Virtual Graceland

Elvis Presley's Graceland is now offering live online tours for fans around the world. The Tennessee tourist attraction said the two-hour guided tours will take virtual visitors into Presley's former Memphis home, which has been turned into a museum, and through the Meditation Garden, where he is buried. Also included in the $100 ticket is a tour of Presley's jet and a walk through the entertainment complex, which houses exhibits and artifacts related to Presley. Viewers will be able to ask questions during the tours. Graceland was closed for several weeks last year and is now open for limited-capacity, in-person tours. Virtual tours are scheduled for Jan. 27, Feb. 25 and March 25, with more dates expected.

Associated Press

Epcot gets 'Soul'

Epcot is adding an exhibit about jazz, featuring a character from Disney-Pixar's "Soul" film, inside the American Adventure attraction next month. "The Soul of Jazz: An American Adventure" includes Joe Gardner, the lead character of "Soul," voiced in the film by Jamie Foxx. The exhibit will be a "musical tour across America," said Walt Disney Imagineering exec Carmen Smith, including New Orleans, Chicago, New York, Los Angeles and San Juan, Puerto Rico. Multiple jazz museums are participating in the project, she said. Neither an exact opening date nor the length of the exhibit's stay at Epcot was announced.

Orlando Sentinel

American in Bali deported

An American graphic designer is being deported from the Indonesian resort island of Bali over her viral tweets that celebrated it as a low-cost, queer-friendly place for foreigners to live.
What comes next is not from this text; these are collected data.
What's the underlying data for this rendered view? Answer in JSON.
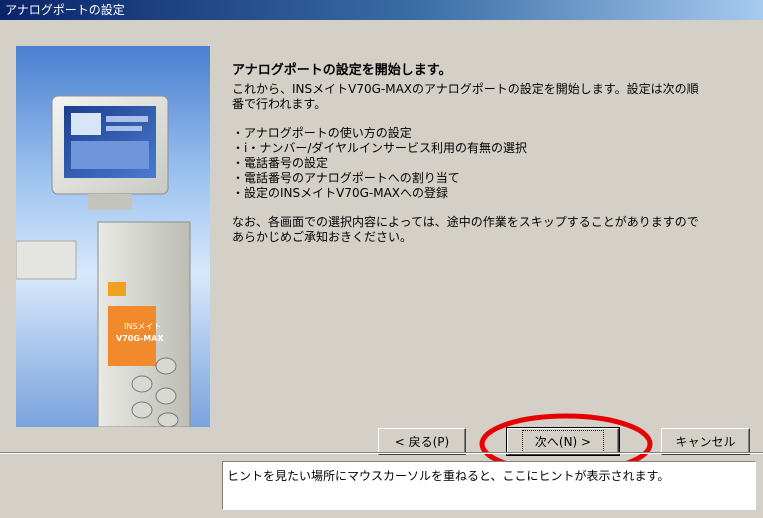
{
  "window": {
    "title": "アナログポートの設定"
  },
  "main": {
    "heading": "アナログポートの設定を開始します。",
    "intro_line1": "これから、INSメイトV70G-MAXのアナログポートの設定を開始します。設定は次の順",
    "intro_line2": "番で行われます。",
    "steps": [
      "・アナログポートの使い方の設定",
      "・i・ナンバー/ダイヤルインサービス利用の有無の選択",
      "・電話番号の設定",
      "・電話番号のアナログポートへの割り当て",
      "・設定のINSメイトV70G-MAXへの登録"
    ],
    "note_line1": "なお、各画面での選択内容によっては、途中の作業をスキップすることがありますので",
    "note_line2": "あらかじめご承知おきください。"
  },
  "illustration": {
    "device_label_line1": "INSメイト",
    "device_label_line2": "V70G-MAX"
  },
  "buttons": {
    "back": "< 戻る(P)",
    "next": "次へ(N) >",
    "cancel": "キャンセル"
  },
  "hint": {
    "text": "ヒントを見たい場所にマウスカーソルを重ねると、ここにヒントが表示されます。"
  },
  "colors": {
    "annotation": "#e60000",
    "title_bar": "#0a246a"
  }
}
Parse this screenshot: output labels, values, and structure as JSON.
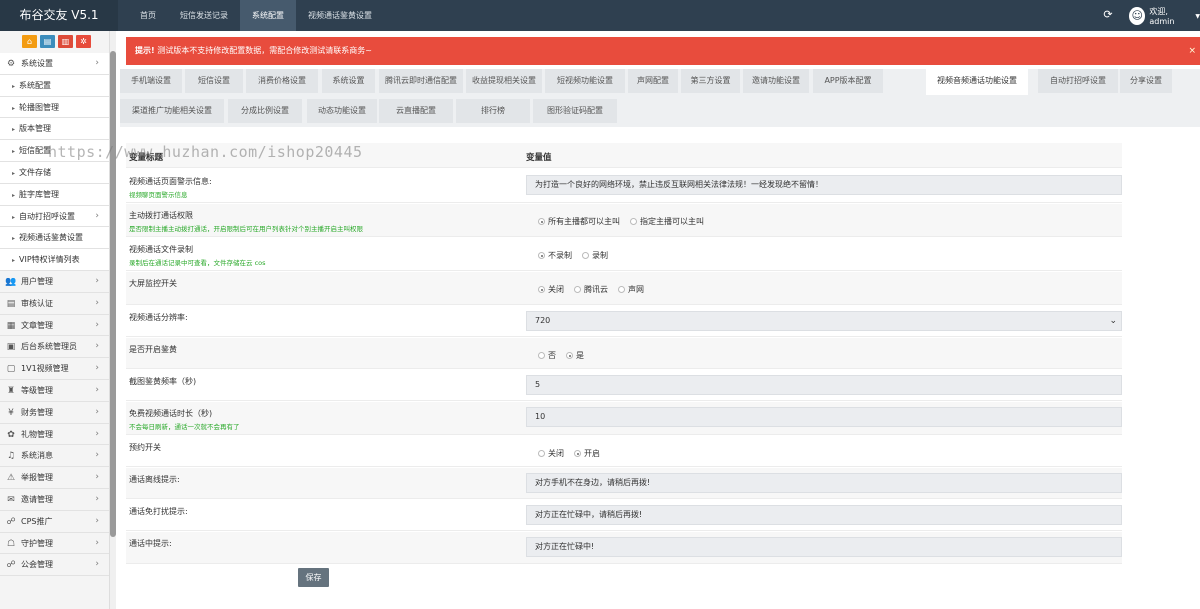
{
  "app": {
    "title": "布谷交友 V5.1"
  },
  "topnav": [
    "首页",
    "短信发送记录",
    "系统配置",
    "视频通话鉴黄设置"
  ],
  "topnav_active": 2,
  "user": {
    "greeting": "欢迎, admin"
  },
  "sidebar": {
    "quick_colors": [
      "#f39c12",
      "#3c8dbc",
      "#dd4b39",
      "#e74c3c"
    ],
    "items": [
      {
        "label": "系统设置",
        "icon": "⚙",
        "icon_name": "gear-icon",
        "type": "group-open",
        "arrow": "›"
      },
      {
        "label": "系统配置",
        "type": "sub"
      },
      {
        "label": "轮播图管理",
        "type": "sub"
      },
      {
        "label": "版本管理",
        "type": "sub"
      },
      {
        "label": "短信配置",
        "type": "sub"
      },
      {
        "label": "文件存储",
        "type": "sub"
      },
      {
        "label": "脏字库管理",
        "type": "sub"
      },
      {
        "label": "自动打招呼设置",
        "type": "sub",
        "arrow": "›"
      },
      {
        "label": "视频通话鉴黄设置",
        "type": "sub"
      },
      {
        "label": "VIP特权详情列表",
        "type": "sub"
      },
      {
        "label": "用户管理",
        "icon": "👥",
        "icon_name": "users-icon",
        "type": "group",
        "arrow": "›"
      },
      {
        "label": "审核认证",
        "icon": "▤",
        "icon_name": "id-card-icon",
        "type": "group",
        "arrow": "›"
      },
      {
        "label": "文章管理",
        "icon": "▦",
        "icon_name": "grid-icon",
        "type": "group",
        "arrow": "›"
      },
      {
        "label": "后台系统管理员",
        "icon": "▣",
        "icon_name": "admin-card-icon",
        "type": "group",
        "arrow": "›"
      },
      {
        "label": "1V1视频管理",
        "icon": "▢",
        "icon_name": "video-icon",
        "type": "group",
        "arrow": "›"
      },
      {
        "label": "等级管理",
        "icon": "♜",
        "icon_name": "hierarchy-icon",
        "type": "group",
        "arrow": "›"
      },
      {
        "label": "财务管理",
        "icon": "¥",
        "icon_name": "yen-icon",
        "type": "group",
        "arrow": "›"
      },
      {
        "label": "礼物管理",
        "icon": "✿",
        "icon_name": "gift-icon",
        "type": "group",
        "arrow": "›"
      },
      {
        "label": "系统消息",
        "icon": "♫",
        "icon_name": "bell-icon",
        "type": "group",
        "arrow": "›"
      },
      {
        "label": "举报管理",
        "icon": "⚠",
        "icon_name": "report-icon",
        "type": "group",
        "arrow": "›"
      },
      {
        "label": "邀请管理",
        "icon": "✉",
        "icon_name": "invite-icon",
        "type": "group",
        "arrow": "›"
      },
      {
        "label": "CPS推广",
        "icon": "☍",
        "icon_name": "handshake-icon",
        "type": "group",
        "arrow": "›"
      },
      {
        "label": "守护管理",
        "icon": "☖",
        "icon_name": "guard-icon",
        "type": "group",
        "arrow": "›"
      },
      {
        "label": "公会管理",
        "icon": "☍",
        "icon_name": "guild-icon",
        "type": "group",
        "arrow": "›"
      }
    ]
  },
  "alert": {
    "strong": "提示!",
    "text": "测试版本不支持修改配置数据，需配合修改测试请联系商务~",
    "close": "×"
  },
  "tabs_row1": [
    "手机端设置",
    "短信设置",
    "消费价格设置",
    "系统设置",
    "腾讯云即时通信配置",
    "收益提现相关设置",
    "短视频功能设置",
    "声网配置",
    "第三方设置",
    "邀请功能设置",
    "APP版本配置",
    "视频音频通话功能设置",
    "自动打招呼设置",
    "分享设置"
  ],
  "tabs_row2": [
    "渠道推广功能相关设置",
    "分成比例设置",
    "动态功能设置",
    "云直播配置",
    "排行榜",
    "图形验证码配置"
  ],
  "tabs_active": "视频音频通话功能设置",
  "watermark": "https://www.huzhan.com/ishop20445",
  "form": {
    "header": {
      "col1": "变量标题",
      "col2": "变量值"
    },
    "rows": [
      {
        "label": "视频通话页面警示信息:",
        "hint": "视频聊页面警示信息",
        "kind": "input",
        "value": "为打造一个良好的网络环境，禁止违反互联网相关法律法规！一经发现绝不留情！"
      },
      {
        "label": "主动拨打通话权限",
        "hint": "是否限制主播主动拨打通话，开启限制后可在用户列表针对个别主播开启主叫权限",
        "kind": "radio",
        "options": [
          "所有主播都可以主叫",
          "指定主播可以主叫"
        ],
        "selected": 0
      },
      {
        "label": "视频通话文件录制",
        "hint": "录制后在通话记录中可查看，文件存储在云 cos",
        "kind": "radio",
        "options": [
          "不录制",
          "录制"
        ],
        "selected": 0
      },
      {
        "label": "大屏监控开关",
        "hint": "",
        "kind": "radio",
        "options": [
          "关闭",
          "腾讯云",
          "声网"
        ],
        "selected": 0
      },
      {
        "label": "视频通话分辨率:",
        "hint": "",
        "kind": "select",
        "value": "720"
      },
      {
        "label": "是否开启鉴黄",
        "hint": "",
        "kind": "radio",
        "options": [
          "否",
          "是"
        ],
        "selected": 1
      },
      {
        "label": "截图鉴黄频率（秒)",
        "hint": "",
        "kind": "input",
        "value": "5"
      },
      {
        "label": "免费视频通话时长（秒)",
        "hint": "不会每日刷新，通话一次就不会再有了",
        "kind": "input",
        "value": "10"
      },
      {
        "label": "预约开关",
        "hint": "",
        "kind": "radio",
        "options": [
          "关闭",
          "开启"
        ],
        "selected": 1
      },
      {
        "label": "通话离线提示:",
        "hint": "",
        "kind": "input",
        "value": "对方手机不在身边，请稍后再拨!"
      },
      {
        "label": "通话免打扰提示:",
        "hint": "",
        "kind": "input",
        "value": "对方正在忙碌中，请稍后再拨!"
      },
      {
        "label": "通话中提示:",
        "hint": "",
        "kind": "input",
        "value": "对方正在忙碌中!"
      }
    ]
  },
  "save_label": "保存"
}
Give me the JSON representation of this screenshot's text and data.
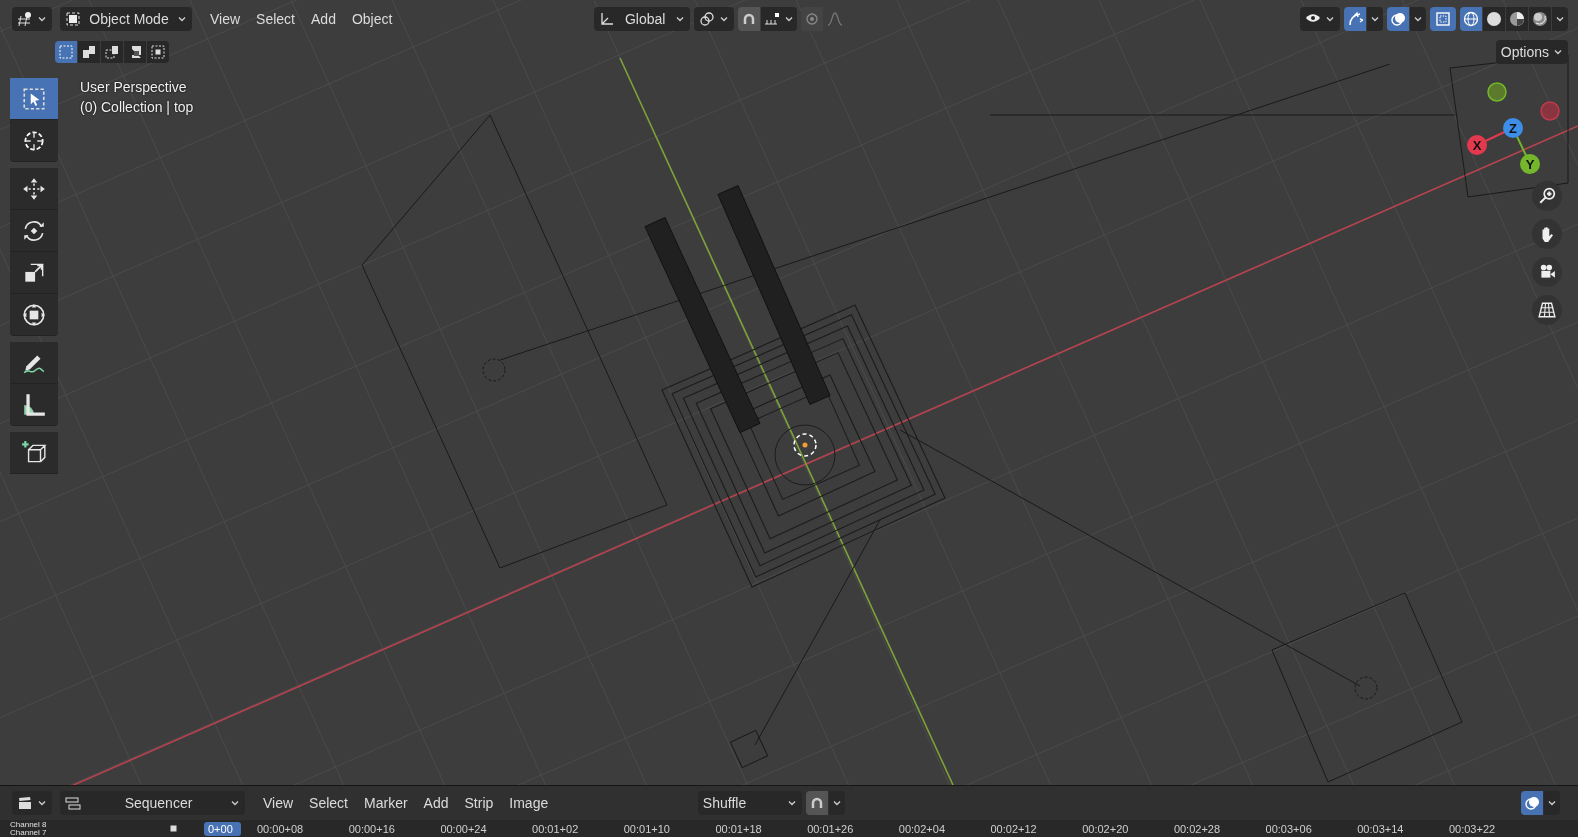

Kristen Antoinette Gray arrived in Bali in January 2020 and wound up staying through the coronavirus pandemic. "This island has been amazing because of our elevated lifestyle at much lower cost of living. I was paying $1,300 for my L.A. studio. Now I have a treehouse for $400," one of Gray's posts on Twitter said. Gray's posts were considered to have "disseminated information disturbing to the public," which was the basis for her deportation, said Jamaruli Manihuruk, chief of the Bali regional office for the Ministry of Law and Human Rights.

Associated Press

No Cayman cruises in 2021

The Cayman Islands has for years been a top Caribbean cruise destination, but that status will not continue when sailings resume sometime this year. The country's premier announced this past week that cruise ships will not return to the territory in 2021. Cruising "is not on our radar at all at this stage," Premier Alden McLaughlin said in a local news report. He added that he does not anticipate cruise tourism to the country resuming "on any sort of significant level before next year. The cruise ship business is not really within our contemplation at this stage." Virtually all of the major cruise lines operating from U.S. ports have canceled sailings at least through spring.